# Probability Spaces, Measures, and Integration

### Spring 2013

#### T / Th, 4:35 - 5:55 pm

Instructor

Will Perkins

wperkins3@math.gatech.edu

Office: Skiles 017

Topics
• Sections: 1.2 - 1.6, 5.6
• Notes: Probability Spaces, Measures and Integration, Independence. Appendix A.4 - A.6 of Durrett.
• Homework Problems: HW 1: 1, 2, 6, 7, 8, 10, 11, 12, 13
• Definitions and Theorems:
1. Probability Space
2. Outcome
3. Event
4. Sigma Field
5. (Probability) Measure
6. Product Space
7. Borel Sigma Field
8. Sigma field generated by a collection of sets
9. Measurable Function
10. Simple function
11. Definition of an Integral
12. Jensen's Inequality
13. Holder's Inequality
14. Cauchy-Schwartz Inequality
15. Bounded Convergence Theorem
16. Monotone Convergence Theorem
17. Fatou's Lemma
18. Dominated Convergence Theorem
19. Fubini's Theorem
20. Independent Events
21. Conditional Probability
22. Bayes' Rule
• Sample Questions:
1. Give an example of a function from a space Omega -> R that is measurable under one sigma field but not measurable under another.
2. When can a limit be taken inside an integral? Give an example when it cannot.
3. Consider flipping a fair coin 10 times. Let X be the number of heads. Describe the sigma field generated by X.
4. Outline a proof of why integration is linear. (I.e. \int (f+g) = \int f + \int g )
5. Let f be the indicator function of the rational numbers. Prove that f is not Riemann integral, and calculate its Lebesgue integral.
6. Describe a probability space for the following experiment: you deal a hand of 5 cards from a standard 52 card deck, shuffle, and repeat 10 times.
7. Flip a coin 10 times. Let A be the event that exactly 5 flips were heads, and let B be the event that the last flip was a head. Are A and B independent? Let C be the event that the first flip was a tail.
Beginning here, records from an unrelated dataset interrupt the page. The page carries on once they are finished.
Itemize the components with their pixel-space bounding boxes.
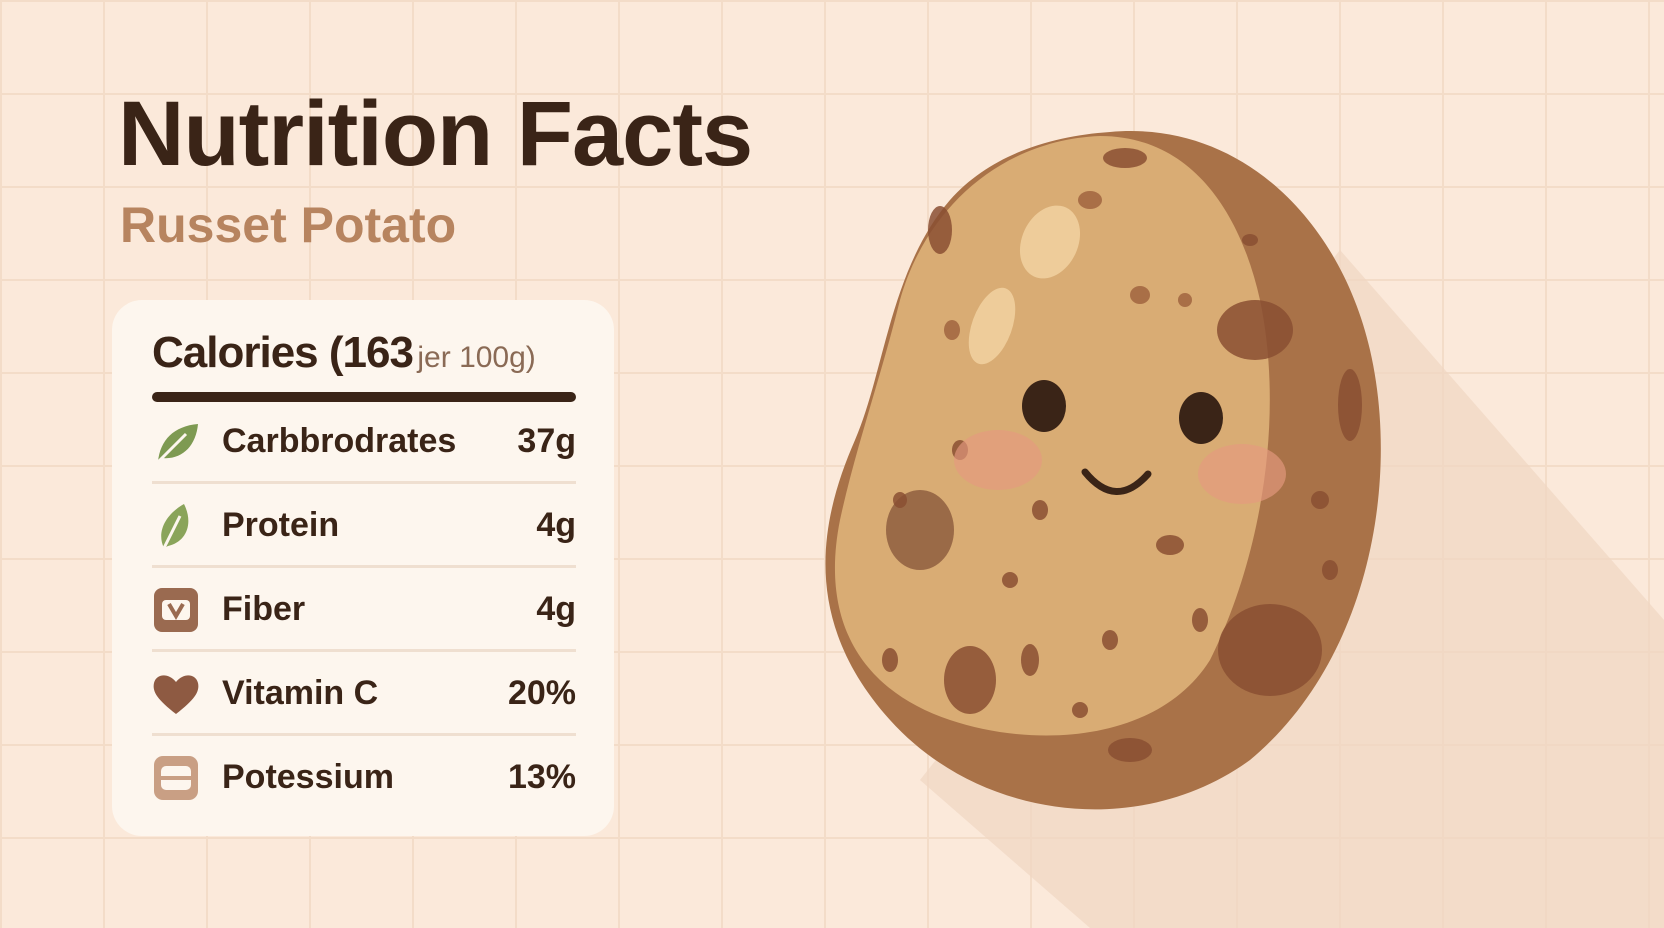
potato-spot (1338, 369, 1362, 441)
divider (152, 649, 576, 652)
row: Protein 4g (152, 484, 576, 568)
header-bar (152, 392, 576, 402)
nutrient-name: Fiber (222, 590, 306, 628)
divider (152, 565, 576, 568)
potato-spot (1156, 535, 1184, 555)
eye (1179, 392, 1223, 444)
potato-spot (1218, 604, 1322, 696)
leaf-icon (156, 424, 198, 464)
nutrient-name: Carbbrodrates (222, 422, 457, 460)
row: Potessium 13% (152, 736, 576, 820)
shape (153, 675, 199, 714)
nutrient-value: 4g (536, 506, 576, 544)
row: Carbbrodrates 37g (152, 400, 576, 484)
potato-spot (1002, 572, 1018, 588)
eye (1022, 380, 1066, 432)
nutrient-value: 37g (517, 422, 576, 460)
potato-face (834, 136, 1270, 736)
potato-spot (893, 492, 907, 508)
cheek (1198, 444, 1286, 504)
potato-spot (1217, 300, 1293, 360)
potato-spot (944, 646, 996, 714)
calories-label: Calories (163 (152, 328, 414, 377)
potato-spot (1072, 702, 1088, 718)
nutrient-name: Vitamin C (222, 674, 379, 712)
row: Fiber 4g (152, 568, 576, 652)
row: Vitamin C 20% (152, 652, 576, 736)
divider (152, 733, 576, 736)
nutrient-value: 20% (507, 674, 576, 712)
subtitle: Russet Potato (120, 197, 457, 253)
cheek (954, 430, 1042, 490)
potato-spot (1102, 630, 1118, 650)
potato-spot (1311, 491, 1329, 509)
nutrient-name: Potessium (222, 758, 394, 796)
potato-spot (1242, 234, 1258, 246)
leaf-icon (161, 504, 189, 549)
highlight (1019, 205, 1081, 279)
potato-spot (1130, 286, 1150, 304)
fiber-icon (154, 588, 198, 632)
nutrition-card: Calories (163 jer 100g) Carbbrodrates 37… (112, 300, 614, 836)
potato-spot (1032, 500, 1048, 520)
potato-spot (1078, 191, 1102, 209)
shape (167, 602, 185, 620)
potato-spot (1178, 293, 1192, 307)
nutrient-value: 13% (507, 758, 576, 796)
highlight (968, 287, 1016, 365)
calories-unit: jer 100g) (417, 341, 536, 374)
potato-spot (1021, 644, 1039, 676)
shape (156, 432, 188, 464)
potato-spot (886, 490, 954, 570)
heart-icon (153, 675, 199, 714)
potato-spot (1108, 738, 1152, 762)
divider (152, 481, 576, 484)
title: Nutrition Facts (118, 83, 753, 185)
potato-spot (944, 320, 960, 340)
potato-spot (1192, 608, 1208, 632)
potato-spot (1103, 148, 1147, 168)
nutrient-value: 4g (536, 590, 576, 628)
potato-spot (1322, 560, 1338, 580)
potato-spot (882, 648, 898, 672)
potato-illustration (825, 131, 1664, 928)
shape (161, 776, 191, 780)
potato-spot (928, 206, 952, 254)
mineral-icon (154, 756, 198, 800)
calories: Calories (163 jer 100g) (152, 328, 536, 378)
shape (162, 515, 182, 549)
nutrient-name: Protein (222, 506, 340, 544)
smile (1081, 468, 1152, 495)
Describe the dependencies of the three events.
8. If we want to do a statistical survey (i.e. a political poll) what is the implied probability space?
9. Give an example of a probability space whose sigma field contains uncountably many events.
10. Give an example of a measurable function which is not integrable.
11. Give an example of a probability measure on the non-negative integers, and integrate the function f(x) = x^2 with respect to that measure.